Expulsar o que me fazia mal era tentar cortar pedaços de mim mesmo!

Eu estava ali caído, gélido, mesclado entre solidão e desprezo. Minha alma havia se levantado e sentado ao lado de meu cadáver. Me observava atenciosamente, uma lágrima escorria dela quando eu sentia alguma dor ou a asfixia tentava me deixar desacordado.

Expulsar o que me fazia mal era tentar arrancar algum órgão!

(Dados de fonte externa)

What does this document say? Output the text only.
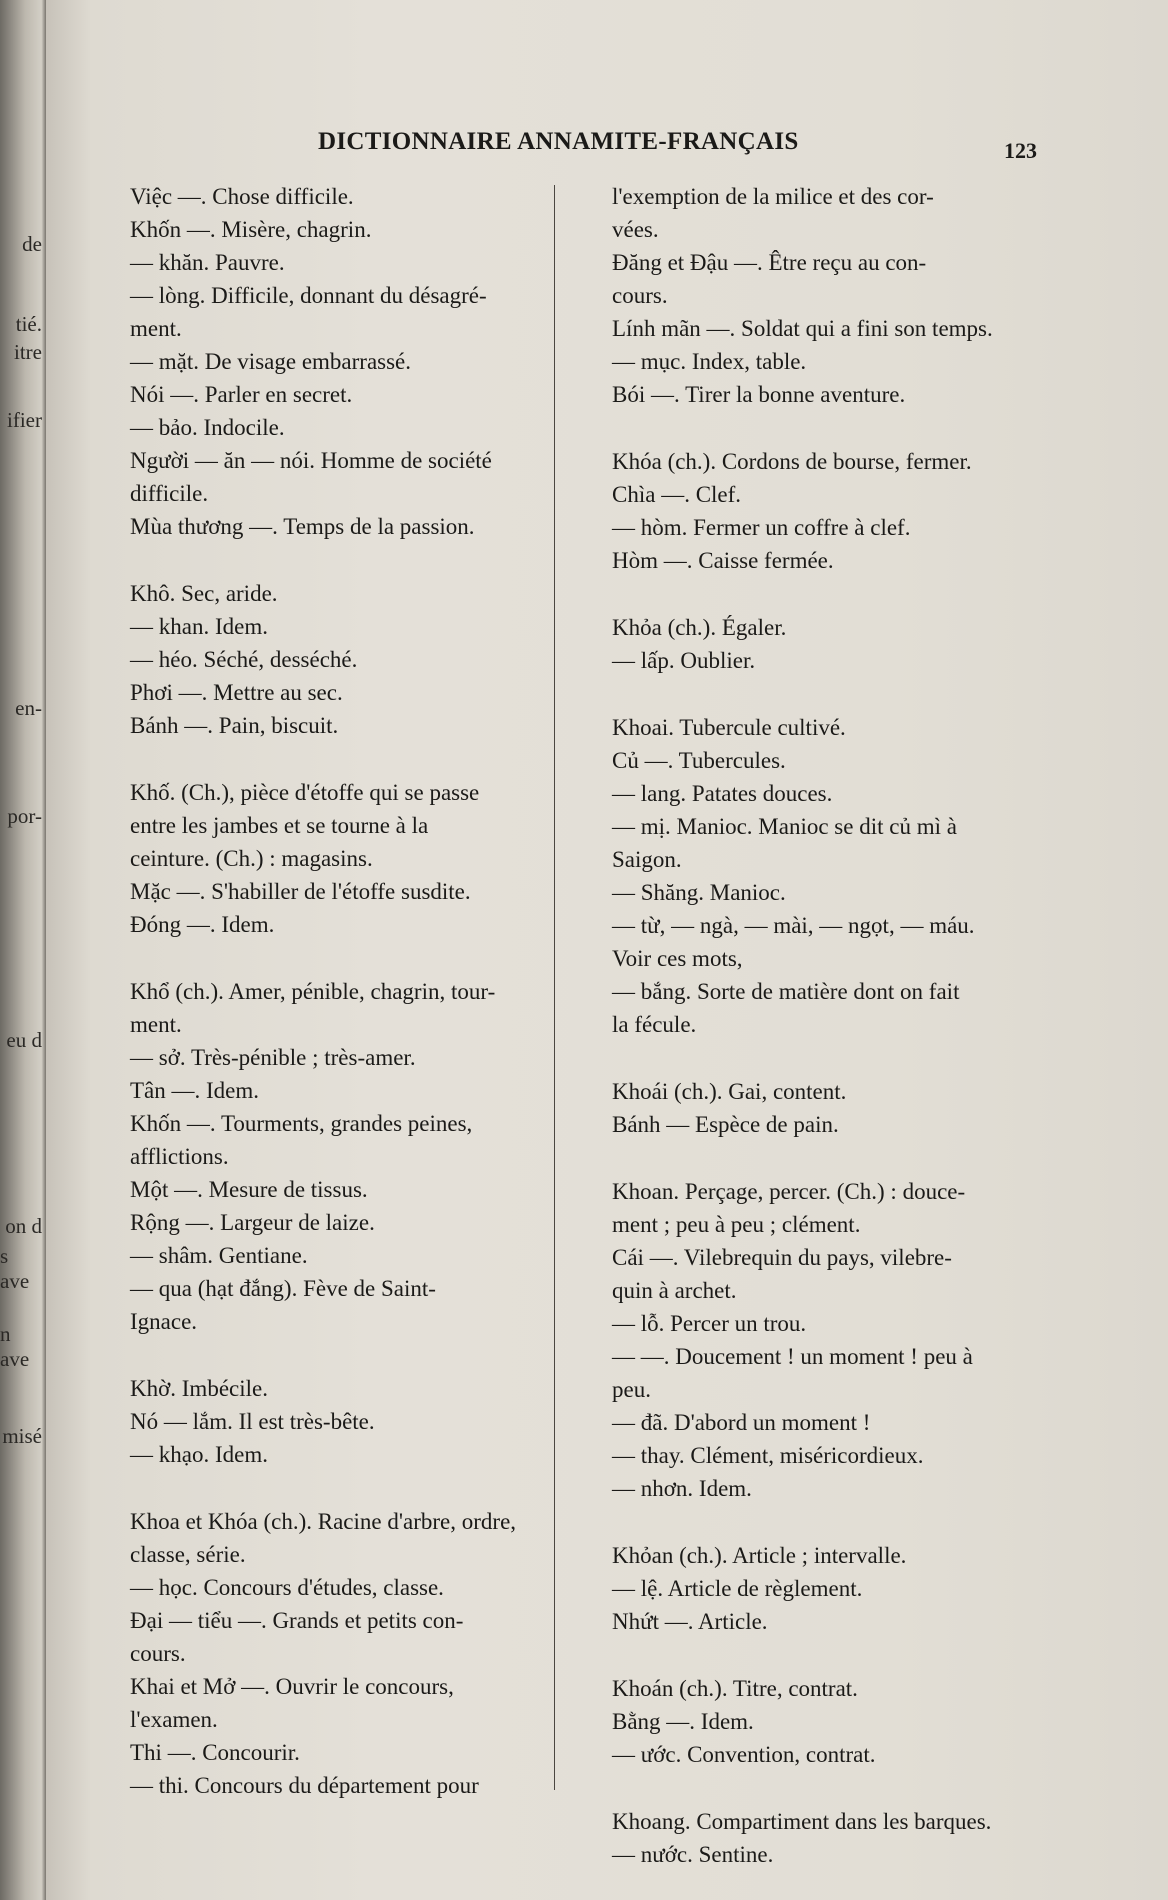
de
tié.
itre
ifier
en-
por-
eu d
on d
s ave
n ave
misé
DICTIONNAIRE ANNAMITE-FRANÇAIS	123
Việc —. Chose difficile.
Khốn —. Misère, chagrin.
— khăn. Pauvre.
— lòng. Difficile, donnant du désagré-
ment.
— mặt. De visage embarrassé.
Nói —. Parler en secret.
— bảo. Indocile.
Người — ăn — nói. Homme de société
difficile.
Mùa thương —. Temps de la passion.
Khô. Sec, aride.
— khan. Idem.
— héo. Séché, desséché.
Phơi —. Mettre au sec.
Bánh —. Pain, biscuit.
Khố. (Ch.), pièce d'étoffe qui se passe
entre les jambes et se tourne à la
ceinture. (Ch.) : magasins.
Mặc —. S'habiller de l'étoffe susdite.
Đóng —. Idem.
Khổ (ch.). Amer, pénible, chagrin, tour-
ment.
— sở. Très-pénible ; très-amer.
Tân —. Idem.
Khốn —. Tourments, grandes peines,
afflictions.
Một —. Mesure de tissus.
Rộng —. Largeur de laize.
— shâm. Gentiane.
— qua (hạt đắng). Fève de Saint-
Ignace.
Khờ. Imbécile.
Nó — lắm. Il est très-bête.
— khạo. Idem.
Khoa et Khóa (ch.). Racine d'arbre, ordre,
classe, série.
— học. Concours d'études, classe.
Đại — tiểu —. Grands et petits con-
cours.
Khai et Mở —. Ouvrir le concours,
l'examen.
Thi —. Concourir.
— thi. Concours du département pour
l'exemption de la milice et des cor-
vées.
Đăng et Đậu —. Être reçu au con-
cours.
Lính mãn —. Soldat qui a fini son temps.
— mục. Index, table.
Bói —. Tirer la bonne aventure.
Khóa (ch.). Cordons de bourse, fermer.
Chìa —. Clef.
— hòm. Fermer un coffre à clef.
Hòm —. Caisse fermée.
Khỏa (ch.). Égaler.
— lấp. Oublier.
Khoai. Tubercule cultivé.
Củ —. Tubercules.
— lang. Patates douces.
— mị. Manioc. Manioc se dit củ mì à
Saigon.
— Shăng. Manioc.
— từ, — ngà, — mài, — ngọt, — máu.
Voir ces mots,
— bắng. Sorte de matière dont on fait
la fécule.
Khoái (ch.). Gai, content.
Bánh — Espèce de pain.
Khoan. Perçage, percer. (Ch.) : douce-
ment ; peu à peu ; clément.
Cái —. Vilebrequin du pays, vilebre-
quin à archet.
— lỗ. Percer un trou.
— —. Doucement ! un moment ! peu à
peu.
— đã. D'abord un moment !
— thay. Clément, miséricordieux.
— nhơn. Idem.
Khỏan (ch.). Article ; intervalle.
— lệ. Article de règlement.
Nhứt —. Article.
Khoán (ch.). Titre, contrat.
Bằng —. Idem.
— ước. Convention, contrat.
Khoang. Compartiment dans les barques.
— nước. Sentine.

Era um estado anestésico, nostálgico. Naquele momento me veio a cabeça em fração de segundos a imagem de todos os meus familiares, amigos, pessoas que passaram pela minha vida na escola, faculdade. Senti um cheiro, um cheiro de vida, um cheiro bom de café sendo feito logo pela manhã. Senti uma brisa no rosto como se alguém tivesse aberto a janela do céu. Era minha alma que beijara meu corpo ali caído.

Expulsar o que me fazia mal era tentar arrancar a vida!

Eu tinha a impressão que me levantaria a qualquer momento dali. Luzes passavam em meus olhos o tempo todo. Parecia que aquela sala abandonada estava cheia. Na minha boca veio o gosto de todos os beijos que dei. Minha alma ganhara ao meu lado mil faces. Desde aquelas que eu via passar rápido pela rua até aquelas que fizeram parte de meses da minha história.

Expulsar o que me fazia mal era tentar não viver!

Uma espécie de sufoco sob muita pressão no meu peito que estava aberto. Um piscar de olhos rápido com sensação de 5 segundos, mas ao abrir dos olhos notei que ninguém havia me encontrado. Minha alma repousava na cadeira ao lado com seus cabelos brancos e barba já grande. Parecia evidente o seu sofrimento preso ao meu corpo. Alguns bichos corriam pelas minhas pernas , braços, era finalmente o começo do fim.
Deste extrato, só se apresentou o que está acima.